Fried chicken in a creamy spicy sauce

All parts of the chicken with skin and bones are used in the preparation. Cut them into convenient pieces, salt and leave for several hours to taste. Then the pieces fall off twice in spicy batter with garlic powder, black pepper and a large spoon baking powder, so that the crust turns out lush and very crispy. Before frying, let the batter dry on the surface of the chicken and then dip the pieces in hot oil. When all the chicken is ready, dip it in a hot sauce of butter and large quantities cayenne pepper. With this cooking method, you will succeed chicken with spicy crisp on the outside and tender juicy meat внутри. Photo Fried chicken in spicy cream sauce Time: 3 час.one 5 minutes. Difficulty: easy Servings: 4 – 6 Recipes used volumetric containers: 1 cup (tbsp.) – 240 ml. 3/4 cup (st.) – 180 ml. 1/2 cup (tbsp.) – 120 ml. 1/3 cup (st.) – 80 ml. 1/4 cup (st.) – 60 ml. 1 tablespoon (tbsp.) – 15 ml. 1teaspoon (tsp) – 5 ml.

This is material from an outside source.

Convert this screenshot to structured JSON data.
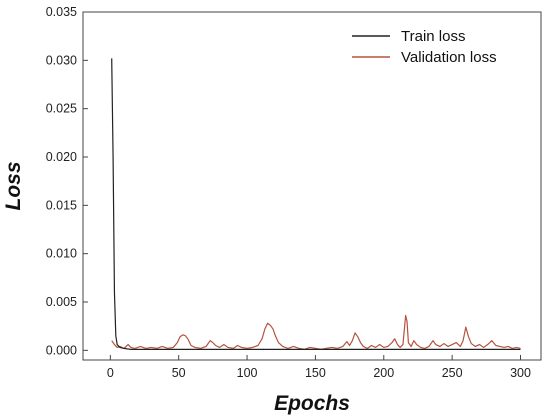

Ingredients for the recipe:

  • 1.3 kg pieces of chicken with skin and bones (cut breasts across in half)
  • 3 tbsp. flour
  • 1 tbsp. l baking powder
  • 1 tbsp. l garlic powder
  • 1/3 Art. + 0.5 tbsp. whole milk
  • 2 large eggs
  • 1 tbsp. l hot sauce
  • 0.5 tbsp. vegetable oil + additionally for deep fat (about 10 tbsp.)
  • 170 gr sliced butter
  • 3 tbsp. l cayenne pepper
  • 2 tbsp. l brown sugar

Recipes with similar ingredients: chicken, garlic powder, sauce acute

Recipe preparation:

  1. Sprinkle chicken with salt and black pepper. Put on a baking sheet cover tightly with plastic wrap and refrigerate at least 2 hours or a day, so that the taste manifests itself.
  2. In a large bowl, combine flour, baking powder, 1 tsp. garlic powder, 1 tbsp. l salt and 1.5 tsp black pepper. Pour in 1/3 Art. Knead milk with small loose clumps of milk. In another big bowl, whisk the remaining 0.5 tbsp. milk with eggs and spicy sauce. Roll each piece of chicken in the flour mixture, then dip in egg mixture, allow the excess to drain back into the bowl. Return the chicken into the flour mixture and roll to completely cover.
  3. Lay on a wire rack mounted on a baking sheet and let insist without covering so that the breading is frozen, about 15 minutes.
  4. In the meantime, fill a large cauldron or other heavy a pan with a thick bottom of 5-8 cm. vegetable oil. Heat on medium heat to a temperature of 175 ° C on a deep fat thermometer. Gently dip 4-5 pieces of chicken into the hot oil. Temperature oil will fall; adjust fire if necessary to maintain temperatures between 150 ° C – 160 ° C.
  5. Fry the chicken until golden until a thermometer is inserted in the breast, will not show a temperature of 71 ° C, and in the hips – 77 ° C, 10-14 minutes. Remove the pieces with tongs and transfer to a clean grate, mounted on a baking sheet; sprinkle with salt. Heat the oil again to 175 ° C before frying the next batch of chicken.
  6. While the last batch of chicken is fried, in a medium saucepan size over moderate heat, heat 0.5 tbsp. vegetable oil butter, cayenne pepper, brown sugar, the remaining 2 hours l garlic powder and 0.5 tsp. salt. Toast, stirring often until the butter melts, 2-3 minutes. Dip the fried chicken one at a time a piece at a time in sharp butter, turning with tongs to fully cover by; put it on the wire again. If you like it sharper, sprinkle it top with remaining hot oil.